Das Seminar für Wirtschaftsinformatik und Systementwicklung von Prof. Dr. Werner Mellis gehört zur Wirtschafts- und Sozialwissenschaftlichen Fakultät der Universität zu Köln. Der Forschungsschwerpunkt des Seminars ist das Management der Softwareentwicklung. Es werden empirische und theoretische Untersuchungen zur organisatorischen und fachlich-technischen Gestaltung der Softwareentwicklung durchgeführt und Empfehlungen für die Gestaltung entwickelt.

 

Im Mittelpunkt aktueller Untersuchungen stehen die Entwicklung von Informationssystemen unter Unsicherheit und quantitative Modelle von IS-Entwicklungsprozessen.

 

Quantitative Modelle von IS-Entwicklungsprozessen

IS-Entwicklungsprozesse werden heute in der Regel nicht auf der Basis quantitativer Modelle gestaltet und gesteuert.

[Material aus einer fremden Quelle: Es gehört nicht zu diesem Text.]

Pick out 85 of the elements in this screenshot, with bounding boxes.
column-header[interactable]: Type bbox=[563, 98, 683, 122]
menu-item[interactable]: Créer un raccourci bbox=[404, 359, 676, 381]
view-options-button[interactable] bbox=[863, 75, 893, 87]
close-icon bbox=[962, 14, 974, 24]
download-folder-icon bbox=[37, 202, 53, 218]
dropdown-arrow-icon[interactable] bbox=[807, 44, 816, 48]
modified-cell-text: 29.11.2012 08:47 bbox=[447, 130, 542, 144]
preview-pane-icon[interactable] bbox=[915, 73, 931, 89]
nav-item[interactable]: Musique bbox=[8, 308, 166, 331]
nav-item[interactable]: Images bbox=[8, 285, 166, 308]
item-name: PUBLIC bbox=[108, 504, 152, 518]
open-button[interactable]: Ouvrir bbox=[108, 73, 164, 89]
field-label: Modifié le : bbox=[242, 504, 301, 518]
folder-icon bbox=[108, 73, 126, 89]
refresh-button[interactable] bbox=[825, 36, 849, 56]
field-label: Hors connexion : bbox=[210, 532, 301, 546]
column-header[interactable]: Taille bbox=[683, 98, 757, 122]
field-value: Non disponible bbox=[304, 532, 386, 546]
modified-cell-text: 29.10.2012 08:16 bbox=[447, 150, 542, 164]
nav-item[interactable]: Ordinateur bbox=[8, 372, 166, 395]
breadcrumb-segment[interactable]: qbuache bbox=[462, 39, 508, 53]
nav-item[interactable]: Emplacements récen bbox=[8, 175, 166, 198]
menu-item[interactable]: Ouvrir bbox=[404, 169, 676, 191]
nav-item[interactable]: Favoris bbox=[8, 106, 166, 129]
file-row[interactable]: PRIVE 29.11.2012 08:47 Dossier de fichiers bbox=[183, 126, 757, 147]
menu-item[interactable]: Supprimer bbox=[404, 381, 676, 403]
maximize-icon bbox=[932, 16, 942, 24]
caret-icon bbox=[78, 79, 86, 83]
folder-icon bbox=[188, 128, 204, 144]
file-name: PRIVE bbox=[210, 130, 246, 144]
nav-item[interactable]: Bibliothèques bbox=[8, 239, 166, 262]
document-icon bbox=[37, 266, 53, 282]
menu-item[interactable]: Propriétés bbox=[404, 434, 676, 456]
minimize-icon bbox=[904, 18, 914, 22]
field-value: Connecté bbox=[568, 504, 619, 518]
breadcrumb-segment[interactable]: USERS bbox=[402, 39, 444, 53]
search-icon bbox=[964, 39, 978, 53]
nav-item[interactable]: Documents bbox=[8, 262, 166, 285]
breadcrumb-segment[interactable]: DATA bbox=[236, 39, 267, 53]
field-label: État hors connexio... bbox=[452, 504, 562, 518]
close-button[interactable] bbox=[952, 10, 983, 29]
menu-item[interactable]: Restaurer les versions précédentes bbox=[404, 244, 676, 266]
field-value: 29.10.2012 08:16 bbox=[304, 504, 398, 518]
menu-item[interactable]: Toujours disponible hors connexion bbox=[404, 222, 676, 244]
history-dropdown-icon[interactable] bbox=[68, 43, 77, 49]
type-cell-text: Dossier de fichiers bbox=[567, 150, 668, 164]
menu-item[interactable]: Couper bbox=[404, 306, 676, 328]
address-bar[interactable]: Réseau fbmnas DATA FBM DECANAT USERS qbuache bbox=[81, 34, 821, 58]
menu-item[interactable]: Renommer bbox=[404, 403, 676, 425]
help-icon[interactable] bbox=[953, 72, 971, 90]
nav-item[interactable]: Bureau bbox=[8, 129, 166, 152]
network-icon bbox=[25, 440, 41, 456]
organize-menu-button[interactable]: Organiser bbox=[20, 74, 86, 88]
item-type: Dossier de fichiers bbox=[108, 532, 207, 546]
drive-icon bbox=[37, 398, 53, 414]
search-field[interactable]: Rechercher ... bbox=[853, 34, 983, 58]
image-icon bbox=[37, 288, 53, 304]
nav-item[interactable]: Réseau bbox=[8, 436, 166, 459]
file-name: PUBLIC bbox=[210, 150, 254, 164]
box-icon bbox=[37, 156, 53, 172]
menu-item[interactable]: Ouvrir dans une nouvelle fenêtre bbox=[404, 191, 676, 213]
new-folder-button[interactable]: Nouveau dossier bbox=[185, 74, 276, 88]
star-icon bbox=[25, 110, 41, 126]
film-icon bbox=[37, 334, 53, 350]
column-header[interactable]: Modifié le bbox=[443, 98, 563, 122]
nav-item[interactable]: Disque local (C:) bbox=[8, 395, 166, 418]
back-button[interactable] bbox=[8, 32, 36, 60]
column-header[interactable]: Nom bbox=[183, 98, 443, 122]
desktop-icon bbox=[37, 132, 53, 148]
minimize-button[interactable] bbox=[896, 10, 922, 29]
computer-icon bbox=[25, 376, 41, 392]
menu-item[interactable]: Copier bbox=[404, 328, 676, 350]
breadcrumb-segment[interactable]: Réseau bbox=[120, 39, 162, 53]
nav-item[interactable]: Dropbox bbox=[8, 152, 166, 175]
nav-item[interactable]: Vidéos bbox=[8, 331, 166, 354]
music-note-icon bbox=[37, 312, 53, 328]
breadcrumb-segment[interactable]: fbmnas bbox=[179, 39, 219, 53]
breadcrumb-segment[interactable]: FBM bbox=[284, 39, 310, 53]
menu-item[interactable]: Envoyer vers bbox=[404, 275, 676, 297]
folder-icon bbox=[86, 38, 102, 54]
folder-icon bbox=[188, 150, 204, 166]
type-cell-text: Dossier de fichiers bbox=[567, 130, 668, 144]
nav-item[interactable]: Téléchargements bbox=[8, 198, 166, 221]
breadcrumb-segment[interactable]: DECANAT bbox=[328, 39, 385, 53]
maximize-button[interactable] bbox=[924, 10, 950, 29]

Daher ist der Erfolg solcher Prozesse nur zufällig gegeben. Mit Hilfe geeigneter Modelle, die den Einfluss von Rahmenbedingungen und Gestaltungsfaktoren auf den Prozesserfolg beschreiben, lässt sich dagegen der Erfolg systematisch  einstellen oder korrigieren. Daher sollen für ausgewählte Prozesse geeignete Modelle entwickelt werden. Traditionell entstehen solche Modelle in der theoretischen Forschung und werden als Hypothesen oder Hypothesenmengen in empirischen Untersuchungen überprüft. Ein alternativer Entstehungsprozess geht aus von methodischen Experteninterviews über die Verursachung des Erfolgs in konkreten Fällen. Dabei entsteht gewöhnlich eine große Menge von feingranularen Wirkungshypothesen. Diese müssen im nächsten Schritt zu wenigen Wirkungshypothesen verdichtet und schließlich empirisch überprüft werden. Das Endergebnis ist ein validiertes Modell des Prozesses. Wenn es gelingt, dieses Vorgehen mit Methoden Schritt für Schritt zu unterstützen, so kann dieses Vorgehen auch als gewöhnliche Managementmaßnahme in Unternehmen zur Entwicklung, Überprüfung und Verwendung solcher Modelle genutzt werden.

 

Einzelne Projekte:

  1. Entwicklung einer Methode zur Aggregierung großer Mengen von Wirkungshypothesen, die von verschiedenen Experten formuliert wurden.
  2. Entwicklung eines Modells des Testprozesses durch Anwendung des Verfahrens und empirische Überprüfung des Modells.
  3. Sind die von Experten zur Verursachung des Erfolgs in konkreten Fällen genannten Faktoren zuverlässig oder ad hoc?
  4. Überprüfung der Vorgehensweise durch Anwendung auf andere Prozesse.
  5. Analyse der Gründe, für die unerwartet langsame Diffusion der Innovation "Messen in der Informationssystementwicklung".

Weitere Projekte

Ferner werden einige Projekte durchgeführt, die außerhalb dieser beiden Themen stehen.

  1. Was motiviert Softwareentwickler zu qualitätsorientierter Arbeit? Im Rahmen dieses Projektes soll die Theorie von Austin experimentell überprüft werden.
  2. Veränderungen der Professionalität des Testens.
  3. Warum sind IS-Projekte nicht planungstreu?